Second, the heightened pace and danger of post 9/11 deployments relative to pre-9/11 deployments caused a statistically significant increase in the divorce hazard of couples married before 9/11 compared to those married after 9/11. We interpret the change in deployments as a large shock entirely exogenous to the family, and, given heterogeneous preferences regarding deployment, this shock might have increased the gains from marriage in some families, but decreased them in others. But the predominant effect was negative, judging by the increase in divorce hazard. One might wonder whether a family’s response to this shock could have been to separate from the military and not divorce, but military retention throughout the past decade was fairly stable, supported in part by the extensive use of reenlistment bonuses and, for a short time, by a stop-loss policy that prevented exit until after the return from deployment. Related to this, enlisted service members serve under contracts that in most cases last from 3 to 6 years. Given that the contract cannot be unilaterally terminated, families might have chosen divorce rather than exit. Our findings provide evidence that surprises matter for marital stability in the same way that Weiss and Willis (1997) find that unexpected changes in the earnings capacity of each spouse change the divorce hazard, and Charles and Stephens (2004) find that the divorce probability increases after a spouse’s job displacement.
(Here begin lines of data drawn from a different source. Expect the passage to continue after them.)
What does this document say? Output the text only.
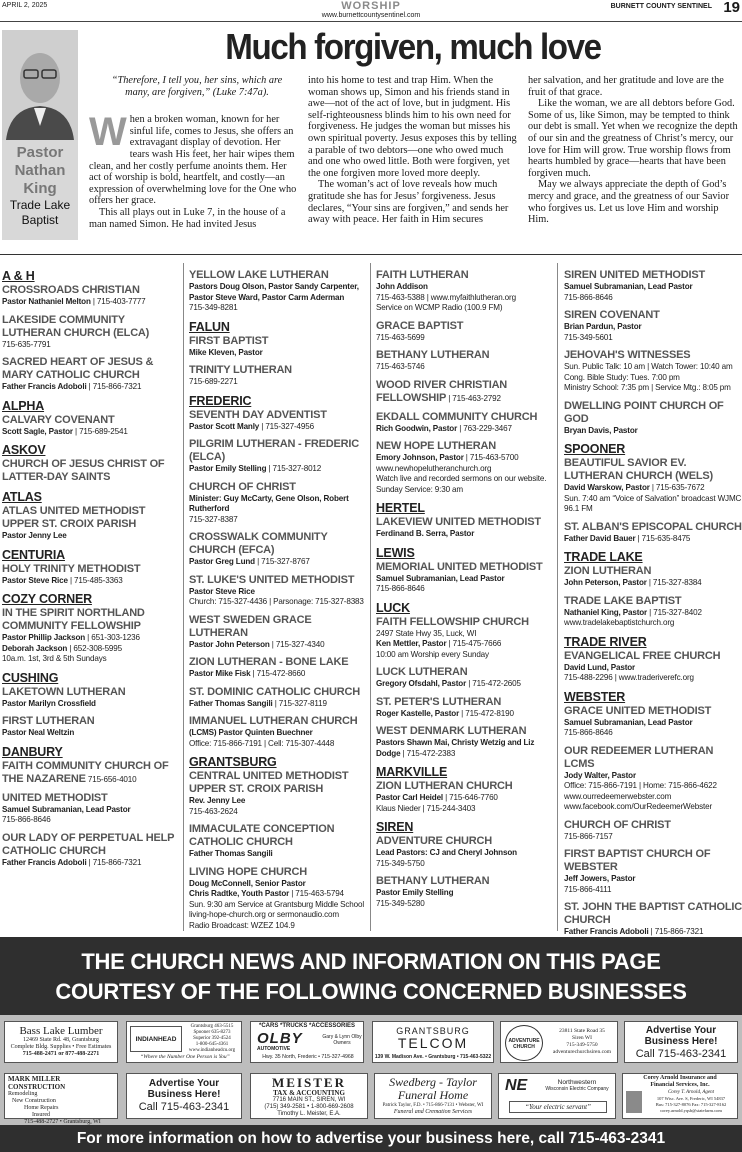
APRIL 2, 2025	WORSHIP
www.burnettcountysentinel.com
BURNETT COUNTY SENTINEL 19
Pastor
Nathan
King
Trade Lake
Baptist
Much forgiven, much love

“Therefore, I tell you, her sins, which are many, are forgiven,” (Luke 7:47a).

When a broken woman, known for her sinful life, comes to Jesus, she offers an extravagant display of devotion. Her tears wash His feet, her hair wipes them clean, and her costly perfume anoints them. Her act of worship is bold, heartfelt, and costly—an expression of overwhelming love for the One who offers her grace.

This all plays out in Luke 7, in the house of a man named Simon. He had invited Jesus

into his home to test and trap Him. When the woman shows up, Simon and his friends stand in awe—not of the act of love, but in judgment. His self-righteousness blinds him to his own need for forgiveness. He judges the woman but misses his own spiritual poverty. Jesus exposes this by telling a parable of two debtors—one who owed much and one who owed little. Both were forgiven, yet the one forgiven more loved more deeply.

The woman’s act of love reveals how much gratitude she has for Jesus’ forgiveness. Jesus declares, “Your sins are forgiven,” and sends her away with peace. Her faith in Him secures

her salvation, and her gratitude and love are the fruit of that grace.

Like the woman, we are all debtors before God. Some of us, like Simon, may be tempted to think our debt is small. Yet when we recognize the depth of our sin and the greatness of Christ’s mercy, our love for Him will grow. True worship flows from hearts humbled by grace—hearts that have been forgiven much.

May we always appreciate the depth of God’s mercy and grace, and the greatness of our Savior who forgives us. Let us love Him and worship Him.

A & H
CROSSROADS CHRISTIAN
Pastor Nathaniel Melton | 715-403-7777
LAKESIDE COMMUNITY LUTHERAN CHURCH (ELCA)
715-635-7791
SACRED HEART OF JESUS & MARY CATHOLIC CHURCH
Father Francis Adoboli | 715-866-7321
ALPHA
CALVARY COVENANT
Scott Sagle, Pastor | 715-689-2541
ASKOV
CHURCH OF JESUS CHRIST OF LATTER-DAY SAINTS
ATLAS
ATLAS UNITED METHODIST UPPER ST. CROIX PARISH
Pastor Jenny Lee
CENTURIA
HOLY TRINITY METHODIST
Pastor Steve Rice | 715-485-3363
COZY CORNER
IN THE SPIRIT NORTHLAND COMMUNITY FELLOWSHIP
Pastor Phillip Jackson | 651-303-1236
Deborah Jackson | 652-308-5995
10a.m. 1st, 3rd & 5th Sundays
CUSHING
LAKETOWN LUTHERAN
Pastor Marilyn Crossfield
FIRST LUTHERAN
Pastor Neal Weltzin
DANBURY
FAITH COMMUNITY CHURCH OF THE NAZARENE 715-656-4010
UNITED METHODIST
Samuel Subramanian, Lead Pastor
715-866-8646
OUR LADY OF PERPETUAL HELP CATHOLIC CHURCH
Father Francis Adoboli | 715-866-7321
YELLOW LAKE LUTHERAN
Pastors Doug Olson, Pastor Sandy Carpenter, Pastor Steve Ward, Pastor Carm Aderman
715-349-8281
FALUN
FIRST BAPTIST
Mike Kleven, Pastor
TRINITY LUTHERAN
715-689-2271
FREDERIC
SEVENTH DAY ADVENTIST
Pastor Scott Manly | 715-327-4956
PILGRIM LUTHERAN - FREDERIC (ELCA)
Pastor Emily Stelling | 715-327-8012
CHURCH OF CHRIST
Minister: Guy McCarty, Gene Olson, Robert Rutherford
715-327-8387
CROSSWALK COMMUNITY CHURCH (EFCA)
Pastor Greg Lund | 715-327-8767
ST. LUKE'S UNITED METHODIST
Pastor Steve Rice
Church: 715-327-4436 | Parsonage: 715-327-8383
WEST SWEDEN GRACE LUTHERAN
Pastor John Peterson | 715-327-4340
ZION LUTHERAN - BONE LAKE
Pastor Mike Fisk | 715-472-8660
ST. DOMINIC CATHOLIC CHURCH
Father Thomas Sangili | 715-327-8119
IMMANUEL LUTHERAN CHURCH
(LCMS) Pastor Quinten Buechner
Office: 715-866-7191 | Cell: 715-307-4448
GRANTSBURG
CENTRAL UNITED METHODIST UPPER ST. CROIX PARISH
Rev. Jenny Lee
715-463-2624
IMMACULATE CONCEPTION CATHOLIC CHURCH
Father Thomas Sangili
LIVING HOPE CHURCH
Doug McConnell, Senior Pastor
Chris Radtke, Youth Pastor | 715-463-5794
Sun. 9:30 am Service at Grantsburg Middle School
living-hope-church.org or sermonaudio.com
Radio Broadcast: WZEZ 104.9
FAITH LUTHERAN
John Addison
715-463-5388 | www.myfaithlutheran.org
Service on WCMP Radio (100.9 FM)
GRACE BAPTIST
715-463-5699
BETHANY LUTHERAN
715-463-5746
WOOD RIVER CHRISTIAN FELLOWSHIP | 715-463-2792
EKDALL COMMUNITY CHURCH
Rich Goodwin, Pastor | 763-229-3467
NEW HOPE LUTHERAN
Emory Johnson, Pastor | 715-463-5700
www.newhopelutheranchurch.org
Watch live and recorded sermons on our website. Sunday Service: 9:30 am
HERTEL
LAKEVIEW UNITED METHODIST
Ferdinand B. Serra, Pastor
LEWIS
MEMORIAL UNITED METHODIST
Samuel Subramanian, Lead Pastor
715-866-8646
LUCK
FAITH FELLOWSHIP CHURCH
2497 State Hwy 35, Luck, WI
Ken Mettler, Pastor | 715-475-7666
10:00 am Worship every Sunday
LUCK LUTHERAN
Gregory Ofsdahl, Pastor | 715-472-2605
ST. PETER'S LUTHERAN
Roger Kastelle, Pastor | 715-472-8190
WEST DENMARK LUTHERAN
Pastors Shawn Mai, Christy Wetzig and Liz Dodge | 715-472-2383
MARKVILLE
ZION LUTHERAN CHURCH
Pastor Carl Heidel | 715-646-7760
Klaus Nieder | 715-244-3403
SIREN
ADVENTURE CHURCH
Lead Pastors: CJ and Cheryl Johnson
715-349-5750
BETHANY LUTHERAN
Pastor Emily Stelling
715-349-5280
SIREN UNITED METHODIST
Samuel Subramanian, Lead Pastor
715-866-8646
SIREN COVENANT
Brian Pardun, Pastor
715-349-5601
JEHOVAH'S WITNESSES
Sun. Public Talk: 10 am | Watch Tower: 10:40 am
Cong. Bible Study: Tues. 7:00 pm
Ministry School: 7:35 pm | Service Mtg.: 8:05 pm
DWELLING POINT CHURCH OF GOD
Bryan Davis, Pastor
SPOONER
BEAUTIFUL SAVIOR EV. LUTHERAN CHURCH (WELS)
David Warskow, Pastor | 715-635-7672
Sun. 7:40 am “Voice of Salvation” broadcast WJMC 96.1 FM
ST. ALBAN'S EPISCOPAL CHURCH
Father David Bauer | 715-635-8475
TRADE LAKE
ZION LUTHERAN
John Peterson, Pastor | 715-327-8384
TRADE LAKE BAPTIST
Nathaniel King, Pastor | 715-327-8402
www.tradelakebaptistchurch.org
TRADE RIVER
EVANGELICAL FREE CHURCH
David Lund, Pastor
715-488-2296 | www.traderiverefc.org
WEBSTER
GRACE UNITED METHODIST
Samuel Subramanian, Lead Pastor
715-866-8646
OUR REDEEMER LUTHERAN LCMS
Jody Walter, Pastor
Office: 715-866-7191 | Home: 715-866-4622
www.ourredeemerwebster.com
www.facebook.com/OurRedeemerWebster
CHURCH OF CHRIST
715-866-7157
FIRST BAPTIST CHURCH OF WEBSTER
Jeff Jowers, Pastor
715-866-4111
ST. JOHN THE BAPTIST CATHOLIC CHURCH
Father Francis Adoboli | 715-866-7321
THE CHURCH NEWS AND INFORMATION ON THIS PAGE
COURTESY OF THE FOLLOWING CONCERNED BUSINESSES
Bass Lake Lumber
12469 State Rd. 48, Grantsburg
Complete Bldg. Supplies • Free Estimates
715-488-2471 or 877-488-2271
INDIANHEAD
Grantsburg 463-5515
Spooner 635-8273
Superior 392-4524
1-800-645-4361
www.indianheadcu.org
“Where the Number One Person is You”
*CARS *TRUCKS *ACCESSORIES
OLBY
AUTOMOTIVE
Gary & Lynn Olby Owners
Hwy. 35 North, Frederic • 715-327-4968
GRANTSBURG
TELCOM
139 W. Madison Ave. • Grantsburg • 715-463-5322
ADVENTURE
CHURCH
23811 State Road 35
Siren WI
715-349-5750
adventurechurchsiren.com
Advertise Your
Business Here!
Call 715-463-2341
MARK MILLER CONSTRUCTION
Remodeling
New Construction
Home Repairs
Insured
715-488-2727 • Grantsburg, WI
Advertise Your
Business Here!
Call 715-463-2341
MEISTER
TAX & ACCOUNTING
7716 MAIN ST., SIREN, WI
(715) 349-2581 • 1-800-669-2608
Timothy L. Meister, E.A.
Swedberg - Taylor
Funeral Home
Patrick Taylor, F.D. • 715-866-7131 • Webster, WI
Funeral and Cremation Services
NE	Northwestern
Wisconsin Electric Company
“Your electric servant”
Corey Arnold Insurance and
Financial Services, Inc.
Corey T. Arnold, Agent
107 Wisc. Ave. S, Frederic, WI 54837
Bus: 715-327-8076 Fax: 715-327-8162
corey.arnold.yqsb@statefarm.com
For more information on how to advertise your business here, call 715-463-2341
Third, the empirical analysis supports the notion that marriages occurring after 9/11 were based on expectations adjusted to the new reality of deployments. Although post 9/11 deployments were more frequent and more dangerous than pre-9/11 deployments, the effect of post 9/11 deployment time on the divorce hazard of pre-9/11 couples was the same as the effect of post 9/11 deployment time on the divorce hazard of post 9/11 couples.

Fourth, we find a larger effect of deployment on the divorce hazard of female service members. This suggests an asymmetry in the capability or willingness to adapt to deployment of couples where the service member is female in comparison with families where the service member is male. We also find a larger effect of deployment on the divorce hazard of service members in dual families (military member married to military member). In dual families, both spouses are under a military regime that perhaps leaves less opportunity for handling stress related to deployment, and both spouses are not at liberty to leave the military.

Finally, when we distinguish between types of deployments, we find some evidence that hostile deployments have a stronger effect on the risk of divorce than nonhostile deployments. However, nonhostile deployments, which seem more similar to civilian absences, also have a significant impact on marital stability. Since the military is the largest employer in the US and is similar in many respects to other large employers, our estimates of the impact of deployments on military families may provide insights into the effect of shocks in spousal absences due to work requirements on the marital stability of the civilian workforce.